To be clear, Japan is not the only significant economy dealing with cost pressures. Other nations like the U.S. and UK are presently dealing with probably more extreme expense of living issues.

The distinction, nevertheless, is that the Bank of Japan continues to embrace an ultra-dovish financial policy position– keeping rates of interest fairly low, at a time when peers at the U.S. Federal Reserve and Bank of England have actually been treking rates to eliminate inflation.

The divergence in policy outlook has actually added to a sharp weakening in the Japanese yen up until now this year, with the currency at one point damaging past the 130 deal with versus the greenback.
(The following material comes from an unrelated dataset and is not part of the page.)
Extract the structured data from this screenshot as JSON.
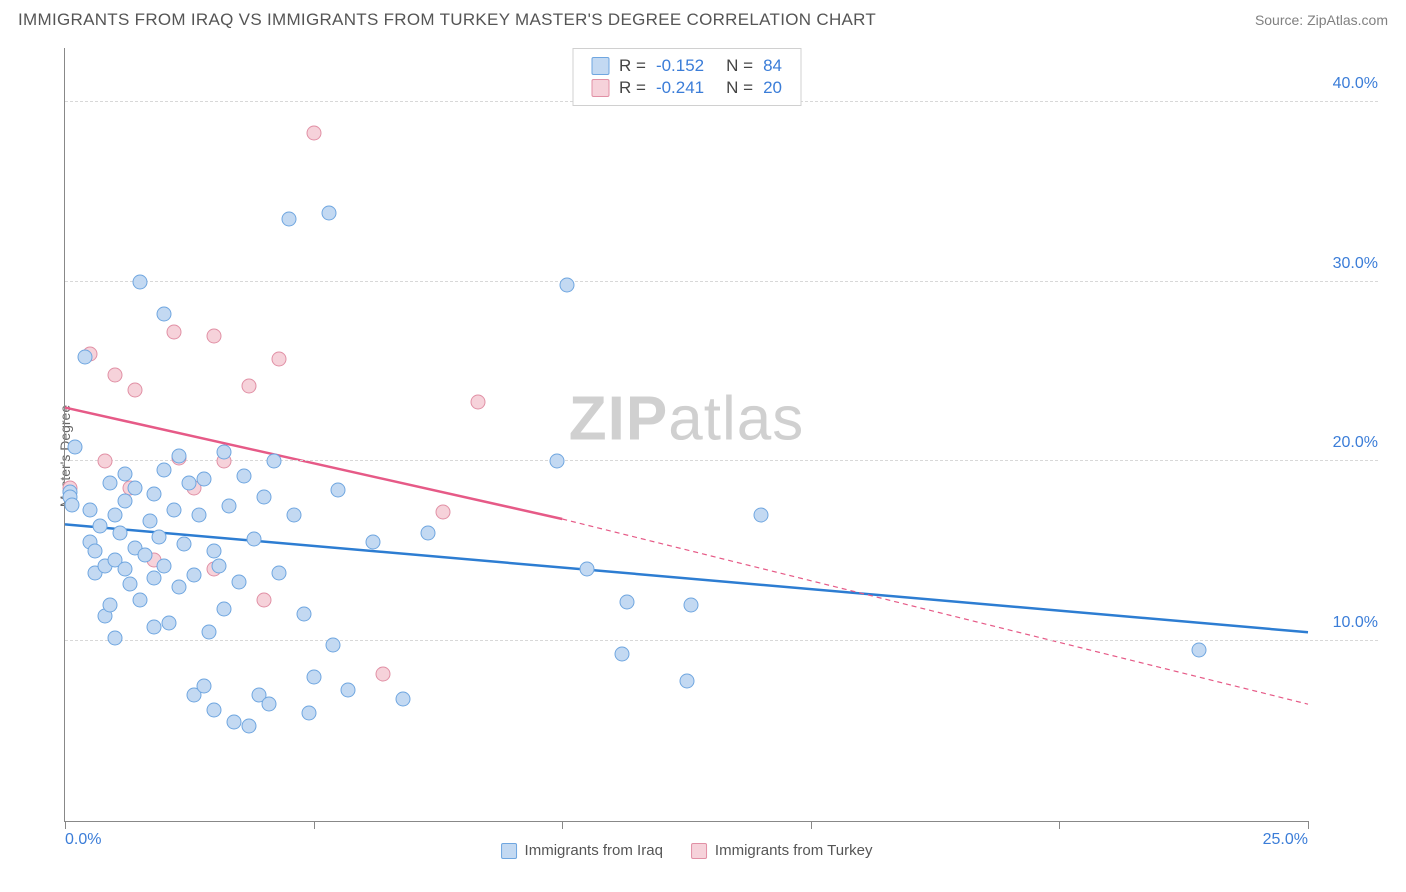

The yen has actually considering that reinforced from those levels, last trading at near 127 per dollar since Friday afternoon inAsia But that’s still a plain contrast to levels around 114 seen versus the greenback previously this year.

“The yen exchange is very important because Japan imports 60% of its food, not to mention 99% of its energy, and so this is causing a huge issue,” Higa stated. The Japanese currency’s sharp weakening versus the dollar is leading to an “extreme cost,” he included.

“If you import food, you can’t even fix your cost, much less then how do you figure out … your selling price,” he stated.